If, on this Most Holy Day of cruelty, fear, anguish, and unnerving contemplation - - if, still couched in medieval darkness, the church has reduced you to a groveling sinner, cowering in your unworthy human nature, there is good news, hallelujah, for the gospel of Jesus Christ is that God loves you just as you are, the way you are, notwithstanding this horrific event at human hands.
Yes, we preach Christ Crucified, but “The Gospel” is not the sacrifice of Calvary in which the Church has reimaged and reimagined a standard capital punishment from that era of bestial Roman cruelty, into a unique and unspeakable crime against the Creating God, plunging humanity into darkness, and separating us from the love of God, and raising the specter of Hell to bully frightened faithful into obedience. That’s not it.
That’s not it: the gospel of Jesus Christ is God’s deliberate offering of himself, because you see, our incomprehensible Trinitarian doctrine (BCP 864) is not that God the Father cowardly sends his meek, innocent, and obedient Son - - but that The One God Himself comes Incarnate, comes to teach us to love God and love each other, and God suffers the life and fate of any human (Carl Jung says the crucifixion was God’s penance for the divine atrocity against innocent Job). Regardless, the Good Friday gospel surprises us on Easter morning with the resurrection news that God loves us no matter what. No matter what we do to God, no matter what we do to ourselves and each other, we cannot escape the loving presence of God. God lives, God loves, God comes again, and God finds us wherever we are.
This week I preached the funeral of a family friend of seven decades.

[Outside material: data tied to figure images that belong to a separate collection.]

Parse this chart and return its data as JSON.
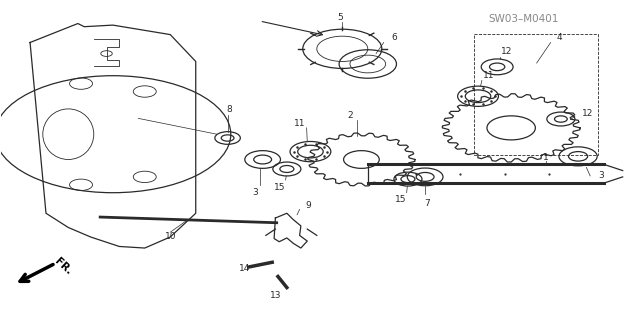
{
  "background_color": "#ffffff",
  "figsize": [
    6.4,
    3.19
  ],
  "dpi": 100,
  "watermark": "SW03–M0401",
  "dark": "#2a2a2a"
}
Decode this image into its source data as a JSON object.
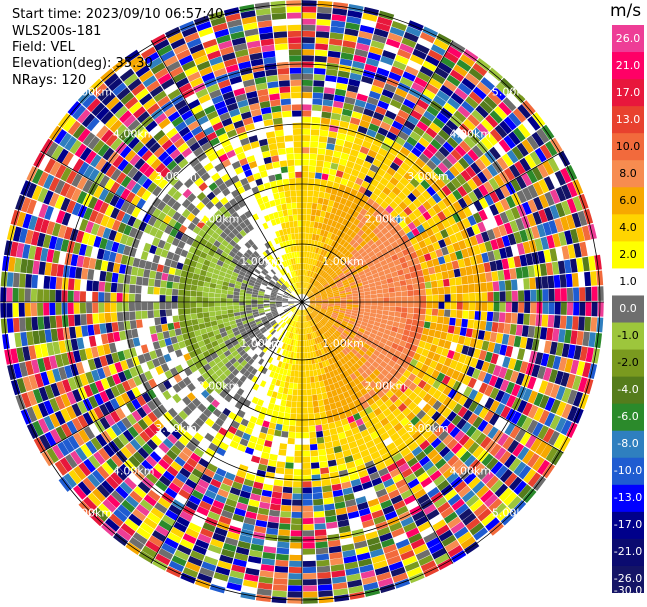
{
  "info": {
    "start_time": "Start time: 2023/09/10 06:57:40",
    "instrument": "WLS200s-181",
    "field": "Field: VEL",
    "elevation": "Elevation(deg): 35.30",
    "nrays": "NRays: 120"
  },
  "colorbar": {
    "unit": "m/s",
    "ticks": [
      "26.0",
      "21.0",
      "17.0",
      "13.0",
      "10.0",
      "8.0",
      "6.0",
      "4.0",
      "2.0",
      "1.0",
      "0.0",
      "-1.0",
      "-2.0",
      "-4.0",
      "-6.0",
      "-8.0",
      "-10.0",
      "-13.0",
      "-17.0",
      "-21.0",
      "-26.0",
      "-30.0"
    ],
    "colors": [
      "#ee3d96",
      "#ff0066",
      "#e8173c",
      "#e8412e",
      "#f26a3c",
      "#f78c50",
      "#f7a800",
      "#ffd400",
      "#ffff00",
      "#ffffff",
      "#6e6e6e",
      "#9dc63c",
      "#7a9a1f",
      "#557c1c",
      "#2b8a2b",
      "#2f7fbf",
      "#1f5cd1",
      "#0000ff",
      "#00008b",
      "#0b0b70",
      "#141466"
    ]
  },
  "chart_data": {
    "type": "ppi",
    "field": "VEL",
    "units": "m/s",
    "elevation_deg": 35.3,
    "n_rays": 120,
    "color_scale_min": -30.0,
    "color_scale_max": 26.0,
    "range_ring_labels": [
      "1.00km",
      "2.00km",
      "3.00km",
      "4.00km",
      "5.00km"
    ]
  }
}
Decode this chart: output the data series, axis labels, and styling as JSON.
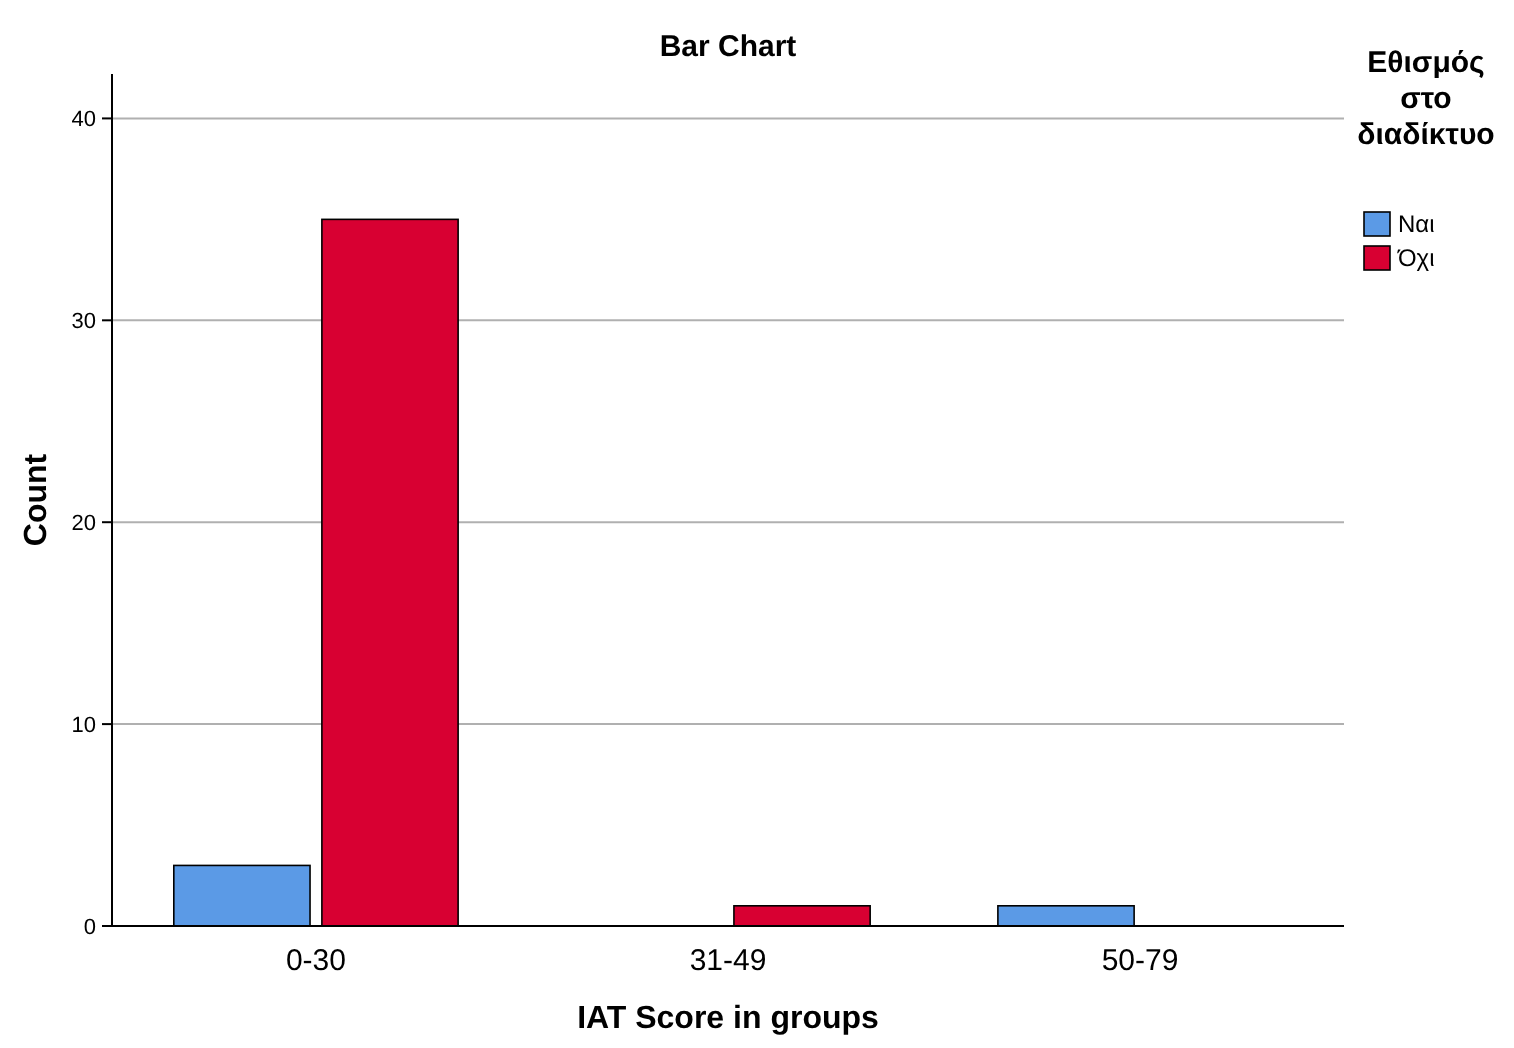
{
  "chart_data": {
    "type": "bar",
    "title": "Bar Chart",
    "xlabel": "IAT Score in groups",
    "ylabel": "Count",
    "legend_title": "Εθισμός στο διαδίκτυο",
    "categories": [
      "0-30",
      "31-49",
      "50-79"
    ],
    "series": [
      {
        "name": "Ναι",
        "color": "#5b9ae6",
        "values": [
          3,
          null,
          1
        ]
      },
      {
        "name": "Όχι",
        "color": "#d80032",
        "values": [
          35,
          1,
          null
        ]
      }
    ],
    "ylim": [
      0,
      42.2
    ],
    "yticks": [
      0,
      10,
      20,
      30,
      40
    ],
    "grid": "y",
    "legend": "top right"
  }
}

One of the readings his family selected was Psalm 139. An ancient Jewish hymn of which Easter Day is ultimate proof, Psalm 139 is just as much Gospel truth as our Resurrection story: Psalm 139, listen to a couple verses —
LORD, you have searched me out and known me; you know my sitting down and my rising up; you discern my thoughts from afar.
You trace my journeys and my resting-places
and are acquainted with all my ways.
Indeed, there is not a word on my lips,
but you, LORD, know it altogether.
You press upon me behind and before
and lay your hand upon me. …
Where can I go then from your Spirit?
where can I flee from your presence?
If I climb up to heaven, you are there;
if I make my bed in hell, you are there also.
If I take the wings of the morning
and dwell in the uttermost parts of the sea,
Even there your hand will lead me
and your right hand hold me fast.
The Holy Gospel is that even the agonizing horror of Good Friday did not, can not, does not separate us from the love of God in Jesus Christ. Do not leave this place today feeling heavy, guilty, stomped into the ground: the Church no longer preaches from the Dark Ages, you are not guilty. You did not crucify. You have loved God, you have loved your neighbor, God is not obsessed with your sins, but with agápē, your faithful, gracious lovingkindess.
Although our liturgy for Good Friday requires a Confession of Sin before Communion, the celebrant may withhold an Absolution on this day, leaving you stunned in suspense. But the Love of God transcends Divine Liturgy and the Church, and I declare to you that your sins are forgiven. Forgiven, forgiven, forgiven, and you are right with God, saved by the Blood of Jesus.
Behold the Cross of Christ: come -- touch -- claim your salvation, Hallelujah!